Non per tutti il mal di schiena si manifesta con “colpi della strega” che ti bloccano a letto, oppure con dolori sciatici da overdose di farmaci antidolorifici.

Molte persone avvertono “semplicemente” una sensazione di tensione diffusa a livello dei muscoli laterali della colonna: spesso questa sensazione tende ad accentuarsi ogni volta che si mantiene una posizione a lungo, o quando si cammina per molto tempo.

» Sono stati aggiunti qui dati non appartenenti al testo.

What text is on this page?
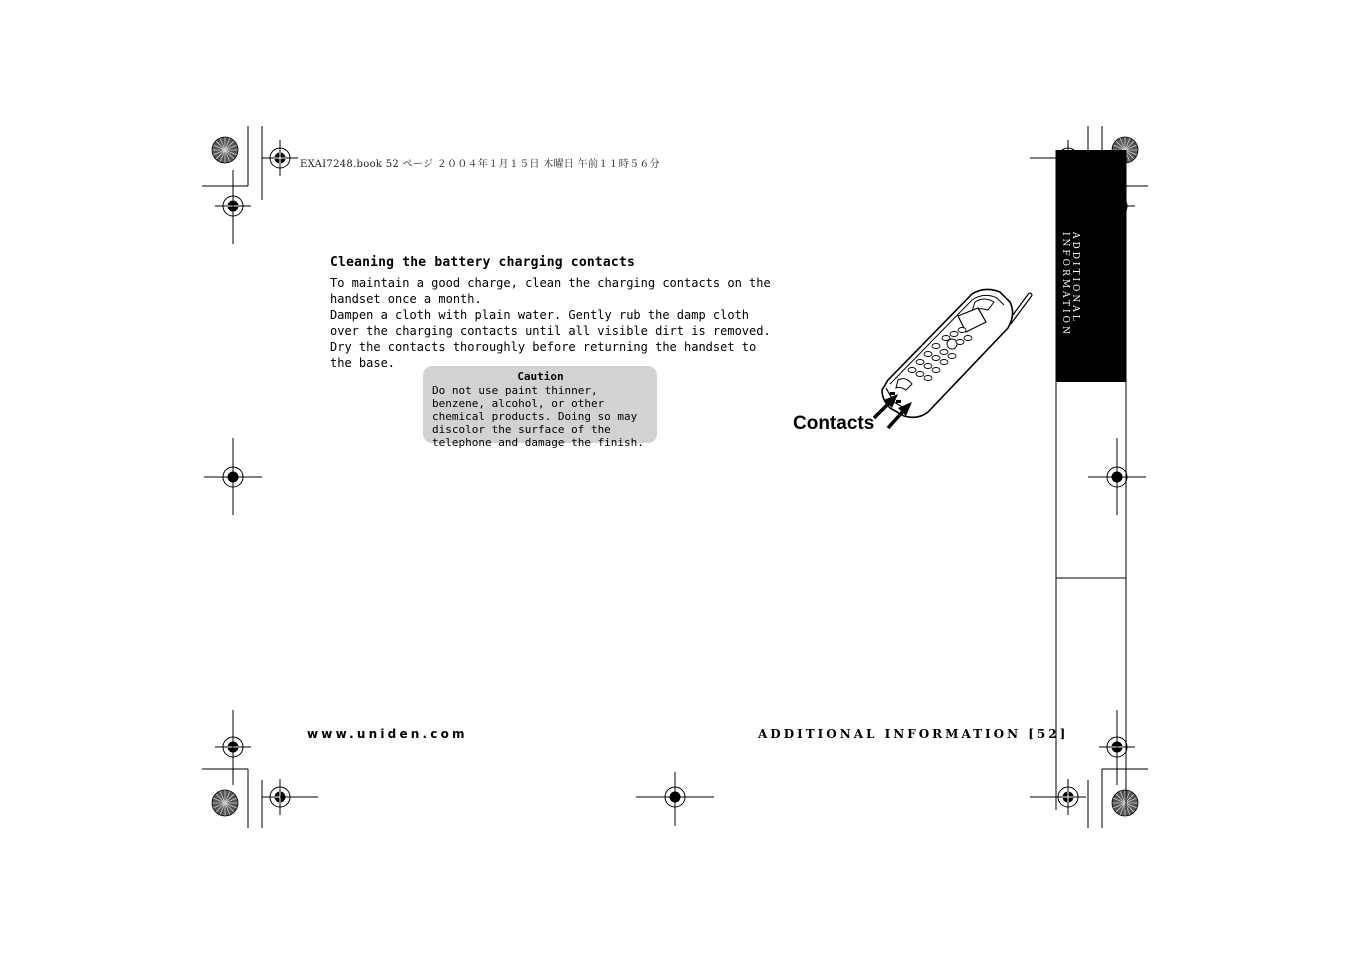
EXAI7248.book 52 ページ ２００４年１月１５日 木曜日 午前１１時５６分
Cleaning the battery charging contacts

To maintain a good charge, clean the charging contacts on the handset once a month.

Dampen a cloth with plain water. Gently rub the damp cloth over the charging contacts until all visible dirt is removed. Dry the contacts thoroughly before returning the handset to the base.

Caution
Do not use paint thinner, benzene, alcohol, or other chemical products. Doing so may discolor the surface of the telephone and damage the finish.
Contacts
ADDITIONAL INFORMATION
www.uniden.com	ADDITIONAL INFORMATION [52]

Anche se non si tratta di un vero e proprio dolore vertebrale (come quello da ernia al disco), non significa che non possa essere altrettanto fastidioso ed invalidante.

In questo articolo (riassunto nel video qui sotto) ti spiegherò come mai i muscoli della tua schiena possono essere sempre contratti, e naturalmente vedremo delle strategie utili a risolvere il problema.

 

 

Indice dell’articolo

Come e dove si manifesta la contrattura alla bassa schiena

Perchè i muscoli della schiena possono rimanere sempre contratti

Esercizi e consigli per le contratture muscolari

Come affronto il problema con i miei pazienti

Conclusione

Come e dove si manifesta la contrattura muscolare alla bassa schiena

In questo articolo parliamo di contrattura CRONICA dei muscoli della colonna: il dolore avvertito da pochi giorni a seguito di uno sforzo è tutt’altro capitolo.

Diamo anche per scontato che tu ne abbia già parlato con il tuo medico, il che è la prima cosa da fare.

Detto questo: in genere, la contrattura muscolare alla bassa schiena si manifesta come una fastidiosa sensazione di tensione continua dei muscoli a lato della colonna.

Si può manifestare:

  • su entrambi i lati, solo a livello lombare
  • su un solo lato
  • sia a livello lombare che a livello dorsale

Questa fastidiosa sensazione, che non diventa quasi mai un dolore estremamente acuto, può essere:

  • costante durante tutta la giornata
  • presente solo mantenendo certe posizioni a lungo
  • accentuata da degli sforzi fisici

In genere, i muscoli più contratti sono:

  • il diaframma
  • il quadrato dei lombi
  • lo psoas
  • i piccoli e lunghi muscoli paravertebrali

 

Perché i muscoli della schiena possono rimanere sempre contratti

 

Se vogliamo migliorare un nostro sintomo, dobbiamo prima di tutto capire come mai lo abbiamo sviluppato, almeno a grandi linee.

Ti spiegherò velocemente come mai i muscoli della schiena possano rimanere in uno stato di contrattura dolorosa costante: in questo modo capirai perchè è così importante adottare un buono stile di vita a 360 gradi.

Limitarsi a qualche esercizio o a qualche massaggio spesso non funziona, se non temporaneamente: come mai?

Semplice: in ultima analisi, i tuoi muscoli rimangono dolorosamente contratti perchè sono troppo DEBOLI o sono troppo RIGIDI, o ambedue le cose.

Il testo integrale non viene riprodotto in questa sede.